Chapter 1

165 25 0
                                    

Suara gebrakan terdengar sangat keras berasal dari meja yang baru saja dipukul, hal itu menjadi penanda kemurkaan dari pria paruh baya yang kini menyorot pada seorang perempuan cantik yang justru duduk dengan santai seolah kemarahan yang terlihat dari lawan bicaranya bukanlah apa-apa.

"Keterlaluan kamu!" murka pria itu sambil menunjuk perempuan di depannya dengan bengis.

"Nggak sampe mati kan ya tuh orang? Jadi santai aja kali." balas perempuan itu tanpa beban sambil meniup kuku jari-jarinya yang baru saja dicat berwana merah.

"Astera!" peringatan penuh emosi pria itu lontarkan.

Tera berdecak lalu bangkit berdiri. "Apa sih yang bikin Papi semarah ini sama aku? Itu murni kecelakaan, siapa suruh tuh orang berdiri di tengah jalan?"

Dibalik kacamata yang dipakainya, mata Hutama terlihat melotot. "Dan apa maksud kamu nabrak istri Papi? Nggak bisa bawa mobil hah? Nggak punya mata?"

Tera kemudian menyorot pria paruh baya yang merupakan ayah kandungnya itu dengan tatapan dingin dan tajam. "Nabrak?" Tera bertanya dengan raut tak percayanya.

"Kena bumper mobil aku aja nggak. Gak usah berlebihan deh, lebay banget."

Semula berawal dari Tera yang baru masuk ke halaman rumah milik Hutama, hendak menemui pria paruh baya itu untuk urusan sesuatu yang sebenarnya jika tidak terlalu penting, Tera malas sekali untuk datang ke rumah ini.
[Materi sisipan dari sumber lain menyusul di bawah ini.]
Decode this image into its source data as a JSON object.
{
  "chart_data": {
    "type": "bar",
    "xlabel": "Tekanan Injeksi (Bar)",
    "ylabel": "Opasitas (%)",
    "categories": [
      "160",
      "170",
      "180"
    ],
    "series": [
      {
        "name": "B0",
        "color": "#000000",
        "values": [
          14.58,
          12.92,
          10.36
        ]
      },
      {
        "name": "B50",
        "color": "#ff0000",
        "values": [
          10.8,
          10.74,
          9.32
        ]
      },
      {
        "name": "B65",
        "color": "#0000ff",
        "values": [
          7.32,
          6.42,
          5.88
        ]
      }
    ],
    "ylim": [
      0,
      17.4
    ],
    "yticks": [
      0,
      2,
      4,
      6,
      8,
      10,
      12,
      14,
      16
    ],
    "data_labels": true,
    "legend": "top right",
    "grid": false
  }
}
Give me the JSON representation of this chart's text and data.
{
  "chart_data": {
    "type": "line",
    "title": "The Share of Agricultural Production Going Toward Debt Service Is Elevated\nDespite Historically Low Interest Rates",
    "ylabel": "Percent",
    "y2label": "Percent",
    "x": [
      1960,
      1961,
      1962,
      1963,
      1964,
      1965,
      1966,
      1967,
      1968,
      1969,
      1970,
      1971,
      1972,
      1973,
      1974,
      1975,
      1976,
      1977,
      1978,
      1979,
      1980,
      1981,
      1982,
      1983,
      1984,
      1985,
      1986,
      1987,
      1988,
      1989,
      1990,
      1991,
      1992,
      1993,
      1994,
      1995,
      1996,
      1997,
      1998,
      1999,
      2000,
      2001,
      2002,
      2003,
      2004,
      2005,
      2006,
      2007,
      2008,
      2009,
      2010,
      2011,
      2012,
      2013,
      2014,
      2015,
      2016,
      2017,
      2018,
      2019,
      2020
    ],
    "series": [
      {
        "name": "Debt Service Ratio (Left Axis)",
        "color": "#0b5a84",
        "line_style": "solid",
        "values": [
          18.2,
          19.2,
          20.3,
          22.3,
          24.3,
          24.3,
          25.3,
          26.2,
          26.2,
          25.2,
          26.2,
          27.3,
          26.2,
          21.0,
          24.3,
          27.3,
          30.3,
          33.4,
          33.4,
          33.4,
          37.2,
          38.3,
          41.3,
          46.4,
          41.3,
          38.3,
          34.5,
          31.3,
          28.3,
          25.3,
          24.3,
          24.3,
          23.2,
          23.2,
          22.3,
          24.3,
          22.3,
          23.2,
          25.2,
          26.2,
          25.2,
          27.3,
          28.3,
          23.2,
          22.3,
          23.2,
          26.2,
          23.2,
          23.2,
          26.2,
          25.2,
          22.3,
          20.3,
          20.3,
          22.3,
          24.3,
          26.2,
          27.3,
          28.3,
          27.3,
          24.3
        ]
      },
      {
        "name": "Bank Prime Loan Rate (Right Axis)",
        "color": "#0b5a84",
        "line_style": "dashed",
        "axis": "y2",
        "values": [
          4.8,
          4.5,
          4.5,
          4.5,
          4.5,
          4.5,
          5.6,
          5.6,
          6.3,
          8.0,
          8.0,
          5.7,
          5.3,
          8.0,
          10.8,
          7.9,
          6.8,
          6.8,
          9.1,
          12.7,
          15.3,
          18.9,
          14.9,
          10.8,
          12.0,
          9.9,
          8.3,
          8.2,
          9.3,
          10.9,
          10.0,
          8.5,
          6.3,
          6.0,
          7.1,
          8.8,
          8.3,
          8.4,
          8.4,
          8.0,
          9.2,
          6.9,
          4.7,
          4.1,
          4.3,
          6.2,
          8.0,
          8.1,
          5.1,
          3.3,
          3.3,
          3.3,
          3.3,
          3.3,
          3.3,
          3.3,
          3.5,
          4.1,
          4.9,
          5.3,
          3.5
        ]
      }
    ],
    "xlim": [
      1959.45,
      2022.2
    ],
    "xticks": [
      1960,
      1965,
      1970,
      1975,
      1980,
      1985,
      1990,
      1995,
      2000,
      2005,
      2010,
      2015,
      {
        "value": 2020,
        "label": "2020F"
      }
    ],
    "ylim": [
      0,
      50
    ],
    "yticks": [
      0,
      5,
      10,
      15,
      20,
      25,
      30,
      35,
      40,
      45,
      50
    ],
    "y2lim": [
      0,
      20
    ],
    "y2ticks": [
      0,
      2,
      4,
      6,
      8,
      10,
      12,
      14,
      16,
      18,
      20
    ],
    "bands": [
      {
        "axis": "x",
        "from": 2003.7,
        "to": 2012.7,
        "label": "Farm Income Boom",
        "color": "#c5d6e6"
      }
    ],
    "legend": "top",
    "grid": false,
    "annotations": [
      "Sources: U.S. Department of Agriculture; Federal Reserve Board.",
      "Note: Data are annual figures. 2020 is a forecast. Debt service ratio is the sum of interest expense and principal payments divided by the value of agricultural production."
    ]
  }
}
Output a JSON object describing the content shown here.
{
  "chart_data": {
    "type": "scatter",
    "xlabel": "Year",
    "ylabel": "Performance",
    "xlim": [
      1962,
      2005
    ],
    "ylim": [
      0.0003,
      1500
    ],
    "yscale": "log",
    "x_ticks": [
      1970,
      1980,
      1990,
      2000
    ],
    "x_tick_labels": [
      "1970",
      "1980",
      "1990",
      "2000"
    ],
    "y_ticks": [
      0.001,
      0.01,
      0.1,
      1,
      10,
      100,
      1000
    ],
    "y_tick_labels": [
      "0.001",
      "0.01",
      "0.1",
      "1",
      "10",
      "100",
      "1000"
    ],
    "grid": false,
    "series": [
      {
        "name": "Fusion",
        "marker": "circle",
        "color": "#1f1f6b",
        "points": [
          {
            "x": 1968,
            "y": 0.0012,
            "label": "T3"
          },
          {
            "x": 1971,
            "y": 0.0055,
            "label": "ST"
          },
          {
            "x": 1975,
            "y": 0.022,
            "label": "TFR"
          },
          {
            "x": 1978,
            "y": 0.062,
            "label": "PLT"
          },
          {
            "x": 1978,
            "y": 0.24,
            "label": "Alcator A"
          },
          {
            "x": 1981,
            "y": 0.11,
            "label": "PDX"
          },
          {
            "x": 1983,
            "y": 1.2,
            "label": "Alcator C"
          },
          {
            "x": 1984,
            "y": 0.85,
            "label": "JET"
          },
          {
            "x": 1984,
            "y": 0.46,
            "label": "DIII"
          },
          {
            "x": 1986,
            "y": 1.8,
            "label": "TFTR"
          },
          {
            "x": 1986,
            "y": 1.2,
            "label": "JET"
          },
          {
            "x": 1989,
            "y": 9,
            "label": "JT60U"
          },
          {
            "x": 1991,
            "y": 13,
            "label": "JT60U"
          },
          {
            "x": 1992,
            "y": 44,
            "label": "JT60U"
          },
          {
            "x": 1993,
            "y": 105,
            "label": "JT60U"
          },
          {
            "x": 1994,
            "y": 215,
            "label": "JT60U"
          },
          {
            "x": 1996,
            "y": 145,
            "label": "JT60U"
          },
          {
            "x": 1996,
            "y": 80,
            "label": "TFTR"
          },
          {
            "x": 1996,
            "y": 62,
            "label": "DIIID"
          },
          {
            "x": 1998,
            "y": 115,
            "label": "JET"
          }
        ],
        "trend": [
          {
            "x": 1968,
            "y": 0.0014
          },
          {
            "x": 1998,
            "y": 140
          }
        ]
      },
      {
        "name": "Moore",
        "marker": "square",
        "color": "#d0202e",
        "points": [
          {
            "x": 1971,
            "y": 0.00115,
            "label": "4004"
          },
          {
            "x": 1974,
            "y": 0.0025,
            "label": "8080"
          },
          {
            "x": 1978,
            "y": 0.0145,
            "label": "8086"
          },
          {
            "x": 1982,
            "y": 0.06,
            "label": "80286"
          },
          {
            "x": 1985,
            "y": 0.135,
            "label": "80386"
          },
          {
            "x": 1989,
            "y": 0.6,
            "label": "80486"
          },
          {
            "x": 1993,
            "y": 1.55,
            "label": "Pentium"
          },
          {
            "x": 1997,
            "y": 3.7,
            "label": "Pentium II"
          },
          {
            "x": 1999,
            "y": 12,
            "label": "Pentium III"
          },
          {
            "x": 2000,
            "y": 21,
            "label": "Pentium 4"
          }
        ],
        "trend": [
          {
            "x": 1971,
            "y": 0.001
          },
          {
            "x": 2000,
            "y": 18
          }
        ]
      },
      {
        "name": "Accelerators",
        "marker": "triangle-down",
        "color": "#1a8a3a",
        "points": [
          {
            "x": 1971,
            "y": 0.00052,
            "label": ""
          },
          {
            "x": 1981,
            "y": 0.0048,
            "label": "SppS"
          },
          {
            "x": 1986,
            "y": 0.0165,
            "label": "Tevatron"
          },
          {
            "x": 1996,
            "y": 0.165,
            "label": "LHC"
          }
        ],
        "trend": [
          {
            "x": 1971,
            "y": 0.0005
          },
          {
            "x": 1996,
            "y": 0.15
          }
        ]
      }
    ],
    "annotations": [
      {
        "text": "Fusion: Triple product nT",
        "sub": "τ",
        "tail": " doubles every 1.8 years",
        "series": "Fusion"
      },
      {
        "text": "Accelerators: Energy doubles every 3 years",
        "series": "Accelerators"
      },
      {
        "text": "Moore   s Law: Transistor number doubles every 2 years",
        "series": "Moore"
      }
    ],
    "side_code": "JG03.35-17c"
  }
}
Tetapi karena Hutama hari ini tidak masuk ke kantor, dan menunggu besok Tera terlalu tak sabaran, jadi berakhirlah dengan Tera yang terpaksa harus datang.

Lalu, saat mobilnya memasuki halaman carport Tera melihat ada Anggita—istri Hutama alias si pelakor kampungan dan bisa dibilang adalah ibu tiri Tera—sedang berdiri entah sedang melakukan apa dengan bunga-bunga miliknya.

Tera yang tak pernah akur dengan pelakor itu berniat untuk sedikit mengisenginya, dengan melajukan mobilnya dengan kecepatan tinggi sampai deru mesinnya terdengar cukup nyaring. Membuat Anggita tersentak kaget hingga menjatuhkan pot bunga yang sedang dipegangnya, sampai jatuh mengenai kakinya sendiri.

Lalu, pelakor itu langsung meraung dan menjerit dengan kencang hingga membuat seisi rumah gempar dan cepat-cepat keluar, termasuk Hutama. Dan drama wanita pelakor itu kembali dimainkan dengan mengatakan jika Tera menabraknya hingga pot jatuh ke atas kakinya dan bla bla ... masih banyak kebohongan yang Anggita ucapkan yang membuat Tera muak, dan Hutama yang murka persis seperti saat ini.

"Kamu itu dari dulu memang selalu cari masalah dengan Anggita. Memang apa salahnya Anggita? Dia istri Papi dan otomatis sekarang dia itu Ibu kamu."

Tera menaikan kedua alisnya sesaat sebelum tawanya terdengar cukup nyaring di ruangan luas yang hanya berisi dua orang itu saja. "Apa salahnya dia? Ibu? Seriously? Ibu apa? Ibu suri? Ibu-Ibu? Ibu pejabat? Ibu pelakor?" Tera mencemooh Hutama dengan kata-katanya.

Hutama terlihat tak senang ketika mendengar penuturan Tera. "Jaga sopan santun kamu Astera."

Tera mendengkus lirih. "Udah deh, aku gak mau buang-buang waktu. Maksud kedatangan aku ke sini. Aku mau ambil black card yang Papi ambil dari aku."

Hutama mengatupkan bibirnya rapat-rapat, menatap tak habis pikir pada putri satu-satunya itu. "Jangan banyak tingkah."

"Banyak tingkah apa sih? Aku cuma mau ambil punya aku. Hak aku. Emangnya salah?"

"Jangan terus berfoya-foya. Ubahlah sedikit gaya hidup kamu itu."

Tera melipat kedua tangannya di atas dada. "Aku belum bilang ke Mami dan Oma soal  black card aku yang Papi ambil. Kalau aku mau, aku bisa telepon Mami atau bahkan Oma sekarang."